Из всех зверей и зверьков ему лучше других известны зайцы. Сколько промелькнуло в его глазах этих русаков,
Что-то странное иногда находило на него, уж не писательский ли искус? После «Бурана» (а это было восемь лет тому назад) он, кажется, ничего не писал, кроме писем да разве лишь, забавы ради, стихов, а от театральных статеек и рецензий рука уже давно отвыкла. И вот временами при воспоминании о прошлом, о той же охоте, рыбалке «пальцы просятся к перу, перо к бумаге».

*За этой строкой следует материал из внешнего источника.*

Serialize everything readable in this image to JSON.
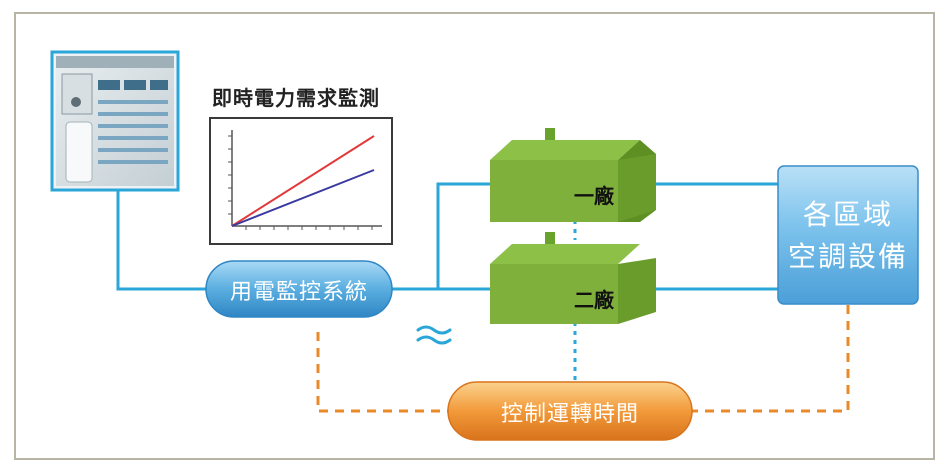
{
  "diagram": {
    "chart_title": "即時電力需求監測",
    "power_system_label": "用電監控系統",
    "control_label": "控制運轉時間",
    "factory_1_label": "一廠",
    "factory_2_label": "二廠",
    "ac_label": "各區域\n空調設備"
  },
  "colors": {
    "line_blue": "#2aa6d8",
    "dashed_orange": "#e8892a",
    "pill_blue": "#5aaee0",
    "pill_orange": "#f29a3a",
    "house_green": "#7fb03c",
    "box_blue": "#6ab8e6"
  },
  "icons": [
    "control-panel-photo",
    "line-chart-icon",
    "water-wave-icon",
    "factory-building-icon"
  ]
}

Что это? Потребность поделиться с другими своими впечатлениями, своей долговременной опытностью? Быть полезным охотникам деревенскими своими наблюдениями над нравами дичи, добрым советом по части технической? А может быть, это не только в нем охотник говорит, но и литератор, и даже в большей степени? Недаром Гоголь, как-то заслушавшись его рассказами о птицах, подстрекнул его к написанию охотничьих записок. И все те, с кем он, Аксаков, близок — охотники особые, которых он бы назвал настоящими охотниками и образованными наблюдателями. Его братья Николай Тимофеевич и Аркадий Тимофеевич Аксаковы, которым он обязан многими сведениями о птицах. Алексей Степанович Хомяков сказывал ему, что русак на бегу перепрыгивает глубокие рытвины или расселины до семи аршин шириною, вдвое больше, чем считал он. Хомяков же с другим стрелком-охотником, Юрием Федоровичем Самариным, рассказывали ему удивительные подробности нападения сов и филинов на зайцев. Вот уж поистине: один зоркий взгляд хорош, а два лучше. И эти близкие ему люди тоже подстрекают его к писательству. Сколько поэтичности, художественности в самом языке об охоте! И как преображается слово даже чужое в народном употреблении! Самая мелкая дробь носит немецкое название «дунет». Русские продавцы превратили его в «дунец» — от «дунуть», то есть дробь так мелка, что дунешь — и разлетится. А слово «высыпка» — внезапное появление весной дичи, усыпанные дупелями, бекасами, вальдшнепами, другими породами степной, болотной, водяной и даже лесной дичи еще вчера пустынные болота, берега разливов, вспаханные поля. А что может быть образнее выражения «стон стоит в воздухе», как говорят крестьяне во время пролета и прилета птиц. Воздух накален птичьим криком, свистом, писком, шумом их крыльев, беспрерывными разнородными звуками, сливающимися в волнующий гул. Пролет и прилет птиц — самое поэтическое для охотника весеннее время. Пролет совершается в вышине обычно ночью или по зорям. Когда птицы появляются на месте своего обычного жительства — это значит прилет. И как разнится крик пролетных и прилетных птиц! Первые еще в пути, обетованные места их впереди, и они устремлены вдаль, крича неопределенным, не своим обыкновенным голосом. А прилетные птицы уже прибыли к своей цели, где им вить гнезда и выводить птенцов, все здесь для них кажется свое, привычное, и своим природным, обычным криком, свистом они как бы переговариваются между собою, высматривая сверху место попривольнее и опускаясь на землю.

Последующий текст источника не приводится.